Wer beim Sound von X-Men Legends ein akustisches Feuerwerk à la Halo oder Shenmue erwartet, den muss ich hiermit enttäuschen. So bietet das Spiel zwar eine einwandfreie Sprachausgabe, die nach belieben auch mit deutschen Untertiteln unterlegt werden kann, famose Sounds finden sich leider keine. Auch die musikalische Untermalung ist eher durchschnittlich. Ebenso wurde der angeblich im Spiel vorhandene Dolby Pro Logic 2 Sound nicht konsequent genug umgesetzt. Hier hätte man weitaus mehr leisten können.

Die Steuerung des Titels erweist sich als ebenso simpel wie praktisch. Ihr steuert euren X-Man mit dem Analogstick, mit A und B greift ihr die Gegner an. Unter Verwendung des X-Buttons aktiviert ihr situationsabhängige Aktionen, wie das Aufheben von Gegenständen oder das Benutzen von Speicherpunkten. Der Y-Knopf lässt euren X-Man springen. Gelegentlich empfiehlt es sich eines der im Spiel genügend vorhandenen Medipacks zu sich nehmen. Diese verwendet ihr mit Hilfe des Z-Knopfes. Etwas frustriert hat mich allerdings die manuelle Justierung der Kamera, da diese sehr steif geraten ist. Zwar setzt die automatische Kamera das Spielgeschehen meist perfekt in Szene, hin und wieder muss man aber auch schon einmal selbst Hand anlegen.
Die Jungs und Mädels von Raven Software haben sich bei X-Men Legends wirklich Mühe gegeben und sich Gedanken gemacht. Etwas, was man bei Filmumsetzungen leider nur sehr selten erlebt.

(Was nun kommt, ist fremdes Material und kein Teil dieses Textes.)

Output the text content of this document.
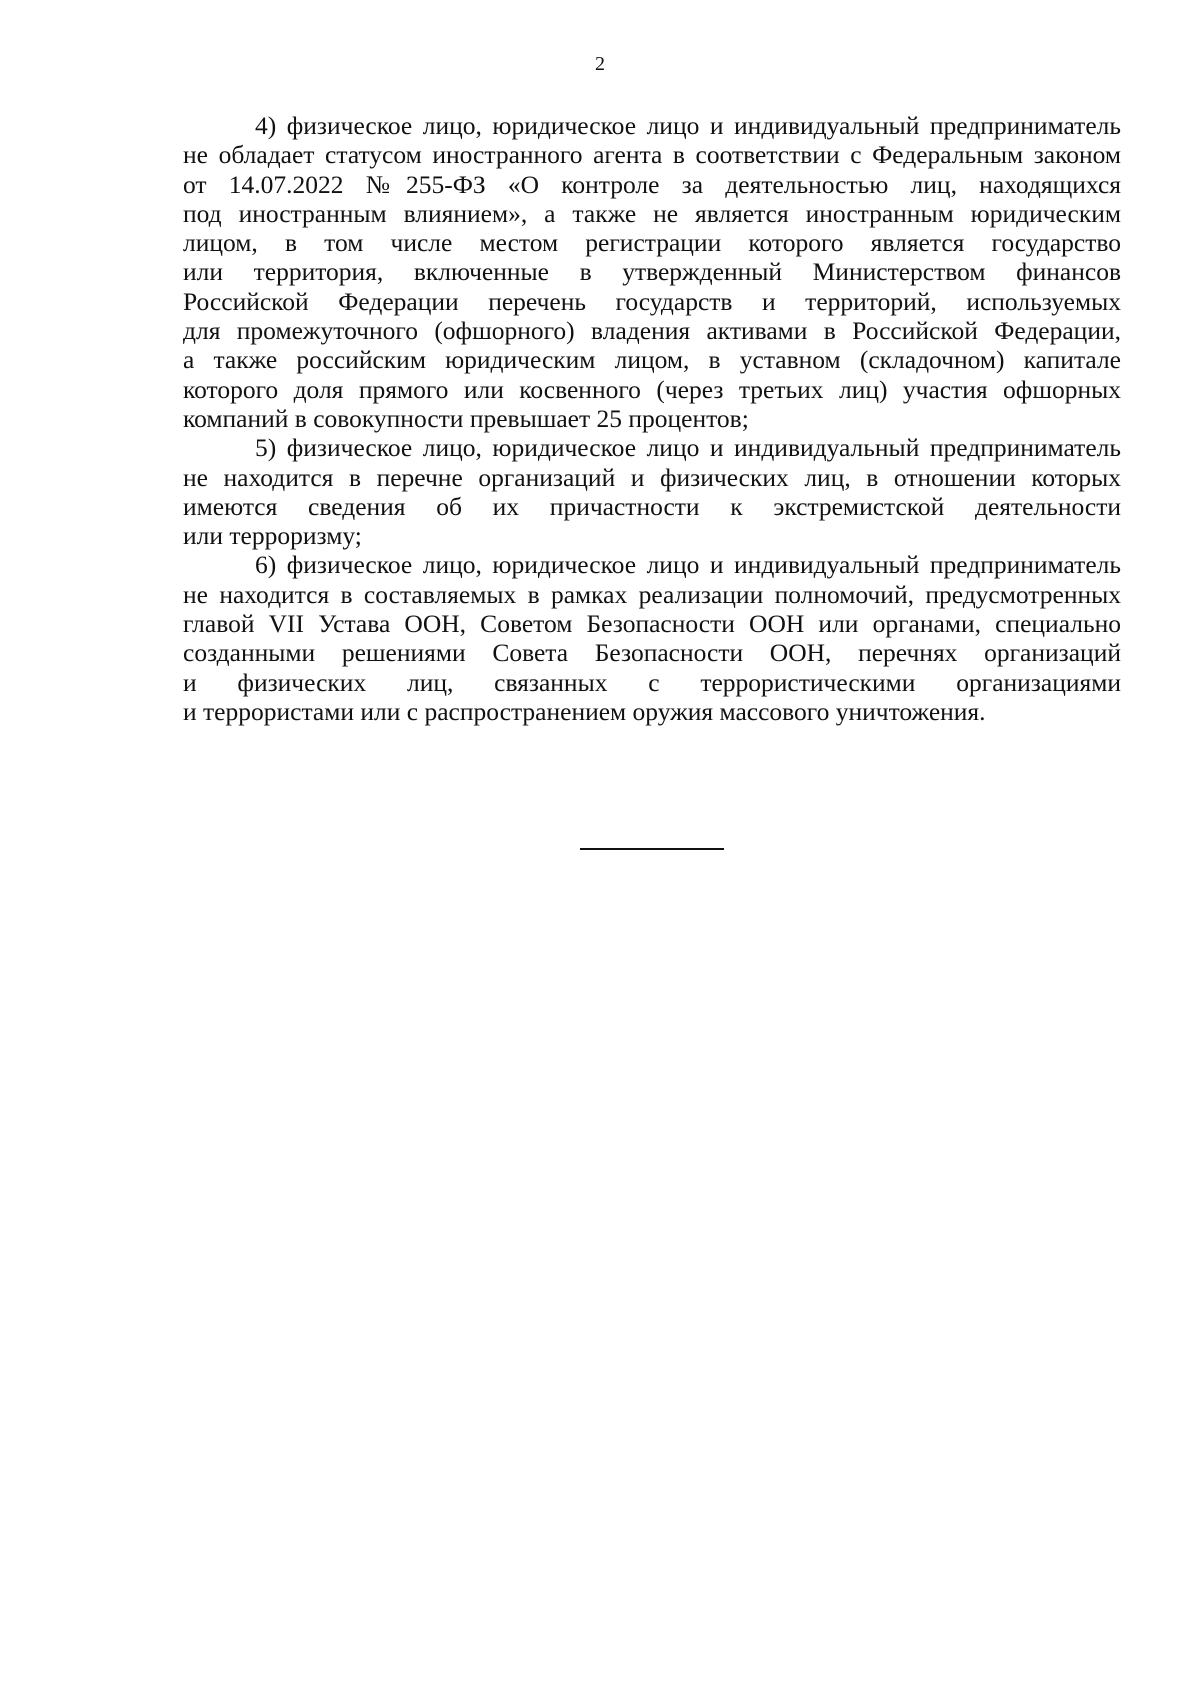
2

4) физическое лицо, юридическое лицо и индивидуальный предприниматель
не обладает статусом иностранного агента в соответствии с Федеральным законом
от 14.07.2022 №255-ФЗ «О контроле за деятельностью лиц, находящихся
под иностранным влиянием», а также не является иностранным юридическим
лицом, в том числе местом регистрации которого является государство
или территория, включенные в утвержденный Министерством финансов
Российской Федерации перечень государств и территорий, используемых
для промежуточного (офшорного) владения активами в Российской Федерации,
а также российским юридическим лицом, в уставном (складочном) капитале
которого доля прямого или косвенного (через третьих лиц) участия офшорных
компаний в совокупности превышает 25 процентов;

5) физическое лицо, юридическое лицо и индивидуальный предприниматель
не находится в перечне организаций и физических лиц, в отношении которых
имеются сведения об их причастности к экстремистской деятельности
или терроризму;

6) физическое лицо, юридическое лицо и индивидуальный предприниматель
не находится в составляемых в рамках реализации полномочий, предусмотренных
главой VII Устава ООН, Советом Безопасности ООН или органами, специально
созданными решениями Совета Безопасности ООН, перечнях организаций
и физических лиц, связанных с террористическими организациями
и террористами или с распространением оружия массового уничтожения.
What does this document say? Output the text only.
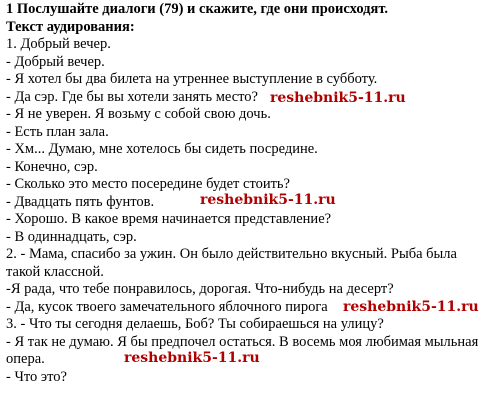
1 Послушайте диалоги (79) и скажите, где они происходят.
Текст аудирования:
1. Добрый вечер.
- Добрый вечер.
- Я хотел бы два билета на утреннее выступление в субботу.
- Да сэр. Где бы вы хотели занять место? reshebnik5-11.ru
- Я не уверен. Я возьму с собой свою дочь.
- Есть план зала.
- Хм... Думаю, мне хотелось бы сидеть посредине.
- Конечно, сэр.
- Сколько это место посередине будет стоить?
- Двадцать пять фунтов.	reshebnik5-11.ru
- Хорошо. В какое время начинается представление?
- В одиннадцать, сэр.
2. - Мама, спасибо за ужин. Он было действительно вкусный. Рыба была
такой классной.
-Я рада, что тебе понравилось, дорогая. Что-нибудь на десерт?
- Да, кусок твоего замечательного яблочного пирога reshebnik5-11.ru
3. - Что ты сегодня делаешь, Боб? Ты собираешься на улицу?
- Я так не думаю. Я бы предпочел остаться. В восемь моя любимая мыльная
опера.	reshebnik5-11.ru
- Что это?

Das Kampfsystem ist umfangreich, die Rollenspielaspekte wurden konsequent, wenn auch etwas zu selten, ins Spiel eingebaut, die Sprachausgabe ist in Ordnung, die Grafik hat ihren ganz eigenen Charme auf Grund der Mischung mit der Cell Shading Optik… Zusammengefasst kann man sagen, das X-Men Legends überraschenderweise ein wirklich ein gutes Spiel geworden ist. Zwar flattert damit noch lange kein Toptitel in die Händlerregale, X-Men Fans können aber bedenkenlos zuschlagen, zumal der Umfang des Spiels, nicht zu letzt wegen der vielen freispielbaren Extras, ebenfalls in Ordnung geht. Spieler, die vorher noch nie mit den X-Men in Kontakt gekommen sind sollten sich den Titel lieber erst etwas genauer ansehen, bevor sie dafür 60€ auf die Ladentheke legen.